La questione sarda, in quanto questione nazionale, non può omologarsi e sciogliersi nell’ennesimo tentativo di riforma italiana. Men che meno, per noi del Partito dei Sardi, può ancora valere l’idea autonomista dei sardi “primi italiani”, i “primi a sacrificarsi”, quelli pronti a tirare la volata a riforme fatte per il bene dell’Italia e della sua democrazia che puntualmente lasciano immutata o aggravano la condizione dei sardi e della Sardegna. L’Italia e gli italiani hanno tutto il diritto di riformare la loro Costituzione. Che lo facciano in senso federalistico o in senso centralistico non cambia di una virgola il dato essenziale: la Sardegna e il popolo sardo, se vogliono vivere e prosperare, hanno il diritto e il dovere di trovare e perseguire la propria strada, vale a dire, costruire, attraverso la partecipazione democratica, l’attivismo civico, il consenso politico una propria prospettiva nazionale, un proprio Stato, fuori dall’Italia e dentro il contesto federalista europeo.

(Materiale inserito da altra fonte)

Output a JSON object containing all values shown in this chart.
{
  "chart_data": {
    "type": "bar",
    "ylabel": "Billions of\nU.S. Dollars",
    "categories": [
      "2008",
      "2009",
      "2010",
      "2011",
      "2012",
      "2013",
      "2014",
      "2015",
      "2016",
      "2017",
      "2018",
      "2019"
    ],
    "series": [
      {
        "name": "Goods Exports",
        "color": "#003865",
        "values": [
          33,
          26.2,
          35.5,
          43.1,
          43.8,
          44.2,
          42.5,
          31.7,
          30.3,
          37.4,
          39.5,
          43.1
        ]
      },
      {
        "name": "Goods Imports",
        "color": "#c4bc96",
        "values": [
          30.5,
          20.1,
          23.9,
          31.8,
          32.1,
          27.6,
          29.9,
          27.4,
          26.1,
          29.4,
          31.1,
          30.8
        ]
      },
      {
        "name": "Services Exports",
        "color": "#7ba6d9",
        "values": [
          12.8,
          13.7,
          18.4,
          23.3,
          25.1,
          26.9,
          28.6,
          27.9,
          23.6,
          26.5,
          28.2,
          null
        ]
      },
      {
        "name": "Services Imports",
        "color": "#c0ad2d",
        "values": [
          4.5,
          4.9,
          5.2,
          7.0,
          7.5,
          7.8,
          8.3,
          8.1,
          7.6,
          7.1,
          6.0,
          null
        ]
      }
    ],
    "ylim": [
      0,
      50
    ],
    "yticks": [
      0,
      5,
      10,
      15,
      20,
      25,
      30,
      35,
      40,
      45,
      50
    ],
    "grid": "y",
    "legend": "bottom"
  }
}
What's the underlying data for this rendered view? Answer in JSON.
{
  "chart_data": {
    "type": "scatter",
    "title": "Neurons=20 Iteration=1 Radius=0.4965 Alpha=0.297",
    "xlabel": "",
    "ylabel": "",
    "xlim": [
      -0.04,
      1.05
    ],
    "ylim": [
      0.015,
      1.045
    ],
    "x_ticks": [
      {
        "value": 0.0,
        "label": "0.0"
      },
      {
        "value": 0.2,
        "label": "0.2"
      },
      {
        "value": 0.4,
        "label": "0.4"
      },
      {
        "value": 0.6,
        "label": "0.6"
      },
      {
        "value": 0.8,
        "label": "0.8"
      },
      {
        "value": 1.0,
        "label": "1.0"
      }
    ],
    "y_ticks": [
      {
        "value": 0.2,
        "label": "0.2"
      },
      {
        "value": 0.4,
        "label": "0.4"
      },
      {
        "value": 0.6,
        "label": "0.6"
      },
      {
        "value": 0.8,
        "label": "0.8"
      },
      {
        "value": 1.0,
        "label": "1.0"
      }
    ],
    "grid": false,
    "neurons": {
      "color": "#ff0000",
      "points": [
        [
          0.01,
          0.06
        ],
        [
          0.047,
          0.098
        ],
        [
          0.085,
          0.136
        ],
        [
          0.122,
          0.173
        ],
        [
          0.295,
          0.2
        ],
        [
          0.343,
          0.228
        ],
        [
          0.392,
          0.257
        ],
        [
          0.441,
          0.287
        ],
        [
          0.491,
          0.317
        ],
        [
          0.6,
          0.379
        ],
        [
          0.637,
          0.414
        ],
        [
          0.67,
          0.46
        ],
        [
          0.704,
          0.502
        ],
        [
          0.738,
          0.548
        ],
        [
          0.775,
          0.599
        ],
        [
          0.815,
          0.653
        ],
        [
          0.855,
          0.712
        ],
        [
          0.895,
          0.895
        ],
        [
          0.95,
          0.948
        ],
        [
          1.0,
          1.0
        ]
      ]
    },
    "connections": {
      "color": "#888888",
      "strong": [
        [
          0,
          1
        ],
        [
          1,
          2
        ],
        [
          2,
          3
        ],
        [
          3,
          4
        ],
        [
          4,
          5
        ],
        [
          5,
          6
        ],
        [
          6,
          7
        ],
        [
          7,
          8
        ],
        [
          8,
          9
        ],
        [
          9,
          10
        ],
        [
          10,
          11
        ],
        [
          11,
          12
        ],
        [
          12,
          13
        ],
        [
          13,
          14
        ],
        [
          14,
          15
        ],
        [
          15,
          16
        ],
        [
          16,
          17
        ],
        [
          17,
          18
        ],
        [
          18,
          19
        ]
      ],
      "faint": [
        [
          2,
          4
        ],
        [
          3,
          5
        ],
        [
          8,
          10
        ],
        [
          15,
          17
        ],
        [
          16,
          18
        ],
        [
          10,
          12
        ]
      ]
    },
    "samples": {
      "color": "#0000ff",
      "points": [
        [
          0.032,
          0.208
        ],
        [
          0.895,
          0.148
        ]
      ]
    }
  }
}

O si assume questa posizione, o il nostro Parlamento e le nostre istituzioni hanno il coraggio di assumere questa posizione come si è intravisto accadere nella storica Assemblea congiunta fra Sardegna e Corsica, oppure il tema dell’autogoverno verrà ancora una volta ridotto a mera questione tecnica ed amministrativa. Perché questa è l’idea autonomistico-federalista sarda, per quanto ad alcuni faccia male confessarlo: fare in Sardegna ciò che è giusto per l’Italia, comandare e agire in Sardegna in nome e per il bene dell’Italia (o di qualcuno dei progetti per l’Italia che si scontrano di tempo in tempo sul palcoscenico pubblico).
Con tutta la serenità di questo mondo noi diciamo che all’Italia auguriamo ogni bene ma la Sardegna non è Italia.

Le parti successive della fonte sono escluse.